JOÃO VICENTE GOULART (*)
A política externa do multilateralismo, praticada nos países latino americanos nas décadas dos anos 1950 e início dos anos 1960, deixou, além da compreensão da extensão diplomática, uma concepção de soberania entre os povos, que iniciavam naquele ocasião a proposta de um novo tipo de relações mais fraternas entre os povos de diferentes culturas.
Começavam, naquele período, a surgir posições de países não alinhados do eixo Leste-Oeste, a partir da Conferência de Bandung, na primeira reunião de cúpula, que começava a rejeitar o alinhamento ideológico às grandes potências, como opção de política externa.
Jango, naquele oportunidade, em agosto de 1961, a convite do Presidente Mao-Tsé Tung, visitava a República Popular da China como o primeiro líder latino-americano, iniciando na oportunidade o pioneirismo do entendimento multilateral com aquele país oriental então com 800 milhões de habitantes.
Desta relação pessoal surgiu, posteriormente, após o golpe de 64, o estabelecimento de relações diplomáticas pela ditadura brasileira que entendeu, após a visita de Nixon, dez anos após a visita de Jango, que as relações com a China Popular, dada a importância de seu comércio, teriam que superar a política de não alinhamento, com os países ditos “comunistas”.
Na Argentina deu-se essa relação com o povo chinês pelo líder argentino, já no exílio, Juan Domingo Perón, também muito antes do estabelecimento oficial de relações diplomáticas, acontecidas em 1972 pelo ditador militar argentino, General Alejandro Augustín Lanusse.
Escreve Perón a Mao, naquela oportunidade:
“CHINA POPULAR”, escribe Perón, así, con mayúsculas, es un “ejemplo’ y la “base inconmovible de la Revolución Mundial”. Dice que su caída, en 1955, se debió a “la acción nefasta del imperialismo”; que impidió “que nosotros cumpliéramos la etapa de la Revolución Democrática a fin de preparar a la socialista”.

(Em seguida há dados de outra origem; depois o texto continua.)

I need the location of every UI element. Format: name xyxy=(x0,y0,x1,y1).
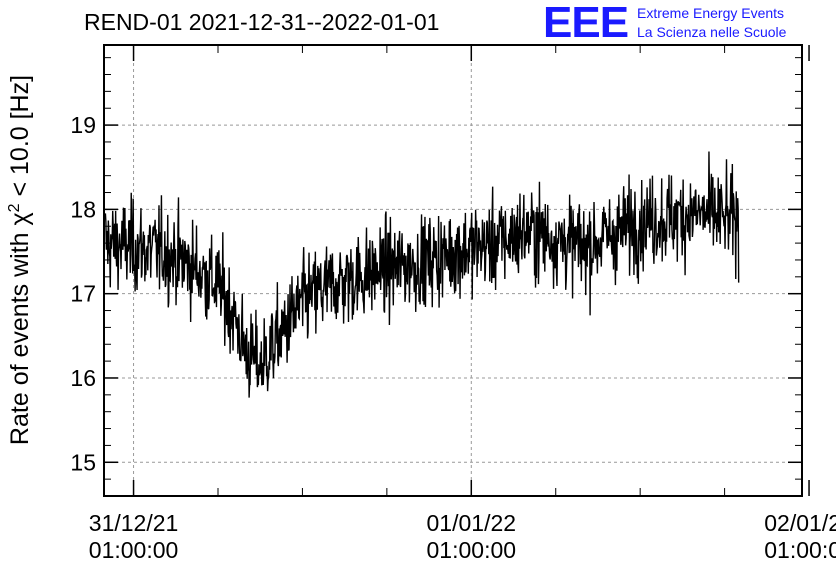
org-line-1: Extreme Energy Events xyxy=(637,5,785,21)
x-tick-label-date: 31/12/21 xyxy=(89,510,179,536)
y-tick-label: 15 xyxy=(70,449,96,475)
x-tick-label-date: 02/01/22 xyxy=(764,510,836,536)
eee-logo: EEE xyxy=(543,0,629,47)
x-tick-label-time: 01:00:00 xyxy=(427,537,517,563)
series-rate xyxy=(104,151,740,398)
y-axis-label: Rate of events with χ2 < 10.0 [Hz] xyxy=(6,75,34,445)
axis-ticks xyxy=(104,45,810,497)
y-tick-label: 19 xyxy=(70,112,96,138)
organization-name: Extreme Energy Events La Scienza nelle S… xyxy=(637,4,786,42)
y-tick-labels: 15 16 17 18 19 xyxy=(70,112,96,475)
y-tick-label: 16 xyxy=(70,365,96,391)
y-tick-label: 18 xyxy=(70,196,96,222)
x-tick-label-date: 01/01/22 xyxy=(427,510,517,536)
series-line xyxy=(104,151,740,398)
x-tick-label-time: 01:00:00 xyxy=(764,537,836,563)
plot-frame xyxy=(103,44,803,497)
x-tick-labels: 31/12/2101:00:0001/01/2201:00:0002/01/22… xyxy=(89,510,836,563)
chart-title: REND-01 2021-12-31--2022-01-01 xyxy=(84,9,440,35)
y-tick-label: 17 xyxy=(70,281,96,307)
x-tick-label-time: 01:00:00 xyxy=(89,537,179,563)
org-line-2: La Scienza nelle Scuole xyxy=(637,24,787,40)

Esta introdução ao momento político, das relações internacionais, antes do estabelecimento de relações oficiais entre Brasil, Argentina e a República Popular da China, nos mostra como foram importantes as participações de líderes visionários com aquele povo asiático, uma solidariedade que até hoje perdura.
Há três dias atrás, após uma gestão solidaria a pedido do governo argentino, através da vice-presidenta Cristina Kirchner, o presidente da China, XI Jinping, veio ao telefone e fez questão de lembrar à vice-presidente, que durante a sua juventude, como membro das brigadas do líder Mao Tsé Tung, sendo um camponês, teve de viver em um buraco no seu pequeno povoado de Liangjiahe, junto a sua família na China central, que naquele momento sofria uma penúria econômica, dado a guerra civil.
Xi Jinping, lembrou Cristina que quase não tinham o que comer naquela difícil situação, e que a primeira comida decente em muitos anos, foram umas latas de alimentos que chegaram da Argentina, e que fora uma doação do Partido Justicialista argentino, em ajuda à resistência do povo chinês.
Essa atitude, diz Xi, foi algo que nunca esqueceu, e que hoje, sem dúvidas, o povo argentino pode contar com a doação de 15.000 respiradores e 14 toneladas de insumos médico-hospitalares, que estão em caixas com a inscrição de uma frase de Martín Fierro, em espanhol, onde se pode-se ler: “Que los hermanos sean unidos, esa es ley primera…” e, posteriormente, em mandarim: “En agradecimiento al pueblo que alimentó a un muchacho pobre y campesino que hoy les quiere retribuir”.
“Los Hermanos” começam a operação de trazer para o seu país, através de sua companhia estatal, do povo argentino, Aerolíneas Argentinas”, essa doação, com sabor histórico da relação profunda entre os homens, entre os povos e principalmente entre a opção de solidariedade e a opção do confronto.
Esse exemplo nos mostra o quanto a distância da solidariedade e da fraternidade não só entre os diferentes povos, mas principalmente entre o nosso povo, dividido pelo discurso de ódio, é prejudicial ao país. A boçalidade que o governo Bolsonaro vem realizando para provocar a insubordinação social, o caos político, o desprestígio de nossas instituições democráticas e, assim, provocar uma ruptura que lhe dê sustentação para um golpe de Estado, também nos alerta que devemos estar preparados, e dizer a este governo, que conhecemos o caminho da resistência.